Crypto e Computer Quantistici: I Token Top che Guadagnano il 50% nella Nuova Era della Crittografia Post-Quantistica

Corrado Pedemonti

3 Aprile 2026

Milano, 3 aprile 2026 – La corsa della tecnologia quantistica sta cambiando davvero le carte in tavola nel mondo delle criptovalute. Da un lato c’è la paura concreta: “E se un computer quantistico riuscisse a scoprire le chiavi private dei nostri portafogli digitali?” Dall’altro, si respira un fermento continuo nei forum e nelle chat specializzate, con tanti che puntano su nuovi token pensati per resistere anche ai calcoli più avanzati.

La minaccia quantistica scuote la sicurezza delle crypto

In queste settimane, secondo CoinGecko, la capitalizzazione delle criptovalute legate alla post-quantum cryptography ha superato i 7 miliardi di dollari. Non sono cifre da capogiro rispetto al mercato globale, ma sono in crescita. “Non stiamo facendo allarmismo, la possibilità che la potenza quantistica metta in difficoltà le blockchain tradizionali è reale”, ha detto ieri pomeriggio a Milano Francesco Stabili, responsabile cybersecurity di BitSicura, durante il panel Tech4Finance.

Fino a poco tempo fa, la crittografia classica era vista come una roccaforte quasi inviolabile. Ora invece, con i primi prototipi funzionanti — da Google Quantum AI a IBM — il quadro è cambiato. Si parla di una vera e propria “corsa contro il tempo” per trovare algoritmi capaci di resistere al cosiddetto quantum advantage.

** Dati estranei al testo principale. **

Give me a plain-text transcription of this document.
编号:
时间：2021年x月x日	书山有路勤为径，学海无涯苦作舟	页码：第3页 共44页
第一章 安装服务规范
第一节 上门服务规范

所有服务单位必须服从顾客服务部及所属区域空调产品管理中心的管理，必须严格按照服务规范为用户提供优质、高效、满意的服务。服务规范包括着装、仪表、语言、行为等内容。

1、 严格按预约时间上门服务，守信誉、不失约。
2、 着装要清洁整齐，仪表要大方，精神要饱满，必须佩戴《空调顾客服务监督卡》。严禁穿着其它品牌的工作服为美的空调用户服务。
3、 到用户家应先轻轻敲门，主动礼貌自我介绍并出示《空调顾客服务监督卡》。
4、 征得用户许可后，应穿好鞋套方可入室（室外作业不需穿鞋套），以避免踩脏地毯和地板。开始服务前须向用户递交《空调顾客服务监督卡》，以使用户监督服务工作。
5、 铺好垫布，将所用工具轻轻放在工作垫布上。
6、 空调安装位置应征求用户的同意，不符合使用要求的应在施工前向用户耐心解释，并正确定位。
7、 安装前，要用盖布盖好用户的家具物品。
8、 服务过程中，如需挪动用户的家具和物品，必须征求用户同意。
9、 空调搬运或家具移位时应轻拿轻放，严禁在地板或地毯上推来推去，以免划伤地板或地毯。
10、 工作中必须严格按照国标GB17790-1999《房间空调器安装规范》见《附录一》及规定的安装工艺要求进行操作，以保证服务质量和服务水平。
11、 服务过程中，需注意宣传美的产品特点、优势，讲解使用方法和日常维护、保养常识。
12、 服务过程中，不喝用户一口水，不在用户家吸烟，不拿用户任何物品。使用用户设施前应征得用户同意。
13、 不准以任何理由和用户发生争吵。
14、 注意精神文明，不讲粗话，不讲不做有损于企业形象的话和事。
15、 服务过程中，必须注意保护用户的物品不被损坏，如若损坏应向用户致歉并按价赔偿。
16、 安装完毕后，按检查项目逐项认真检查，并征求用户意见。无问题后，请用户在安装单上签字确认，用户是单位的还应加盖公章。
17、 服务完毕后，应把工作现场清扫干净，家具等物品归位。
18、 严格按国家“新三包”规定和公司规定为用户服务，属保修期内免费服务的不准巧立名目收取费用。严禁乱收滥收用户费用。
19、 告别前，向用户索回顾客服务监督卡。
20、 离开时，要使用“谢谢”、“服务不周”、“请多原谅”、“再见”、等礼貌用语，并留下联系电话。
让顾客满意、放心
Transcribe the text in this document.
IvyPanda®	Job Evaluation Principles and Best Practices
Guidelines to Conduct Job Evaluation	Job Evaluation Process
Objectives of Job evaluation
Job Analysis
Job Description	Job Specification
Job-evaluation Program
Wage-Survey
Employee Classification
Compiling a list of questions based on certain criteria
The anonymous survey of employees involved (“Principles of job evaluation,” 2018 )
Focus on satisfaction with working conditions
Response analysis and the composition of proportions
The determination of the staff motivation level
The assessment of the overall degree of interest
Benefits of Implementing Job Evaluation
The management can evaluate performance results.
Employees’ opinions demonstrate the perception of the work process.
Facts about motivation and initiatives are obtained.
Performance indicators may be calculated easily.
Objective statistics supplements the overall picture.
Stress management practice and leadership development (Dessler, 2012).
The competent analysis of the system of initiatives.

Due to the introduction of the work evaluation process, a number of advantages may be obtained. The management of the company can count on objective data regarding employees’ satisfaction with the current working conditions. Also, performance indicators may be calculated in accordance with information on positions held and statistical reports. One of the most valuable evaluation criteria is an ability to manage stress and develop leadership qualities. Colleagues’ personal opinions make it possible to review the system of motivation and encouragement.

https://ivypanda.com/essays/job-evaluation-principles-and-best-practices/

I token resilienti spuntano nel caos del mercato

Ma quali sono i token che stanno beneficiando di questo cambiamento? Tra i nomi più segnalati ci sono QANX (QANplatform), che punta su una blockchain resistente agli attacchi quantistici, e Quantum Resistant Ledger (QRL). Negli ultimi trenta giorni QANX ha guadagnato il 42%, secondo CoinMarketCap alle 9 di questa mattina.

Dietro questi numeri ci sono aggiornamenti tecnici importanti. QRL ha adottato sistemi basati su hash XMSS (eXtended Merkle Signature Scheme), mentre QANX lavora su modelli ibridi aggiornabili senza stravolgere tutta l’infrastruttura. “Siamo già in fase test con alcuni exchange europei”, ha raccontato al telefono ieri il CTO di QANplatform, Adam Janczak. Altri progetti come Mina Protocol e NTRUEncrypt stanno crescendo ma restano più piccoli.

Post-quantum cryptography: dalla teoria alla pratica

Il vero salto è arrivato a febbraio con le prime linee guida del National Institute of Standards and Technology (NIST) americano sulla post-quantum cryptography. Un punto di svolta per gli esperti: “La standardizzazione degli algoritmi accelera lo sviluppo e l’adozione”, spiega Lucia Greco, docente al Politecnico di Torino esperta in sicurezza informatica.

L’urgenza si sente anche tra le società finanziarie. Diverse aziende di custodia stanno rivedendo i propri sistemi, preparando piani per migrare wallet e chiavi multi-firma. Alcuni grandi fondi come Galaxy Digital e Pantera Capital, hanno confermato a Reuters di aver iniziato a investire in token e servizi legati alla sicurezza quantistica.

Nel mondo crypto: “Siamo solo all’inizio”

Tra Telegram e Discord il dibattito è acceso. C’è chi si chiede se la transizione sarà indolore e chi teme crolli pesanti se arrivassero notizie di attacchi quantistici riusciti. “Non è più questione di ‘se’, ma di ‘quando’,” ha detto uno sviluppatore noto come ‘ArduCrypto’ durante una chat pubblica sul canale CryptoItalia ieri sera alle 22:30.

Non tutti però la vedono così urgente. Per esempio, Michele Bonetti, analista indipendente incontrato stamattina davanti alla stazione Centrale di Milano, dice: “Il rischio c’è, ma il salto tecnologico necessario richiederà anni e una rivoluzione completa nell’infrastruttura informatica mondiale.”

Per ora la partita si gioca su due fronti: da un lato la ricerca scientifica; dall’altro l’attesa degli investitori. Solo quando questi due mondi si incontreranno davvero si capirà se le nuove blockchain reggeranno l’urto della rivoluzione quantistica o se sarà tutto da rifare da capo.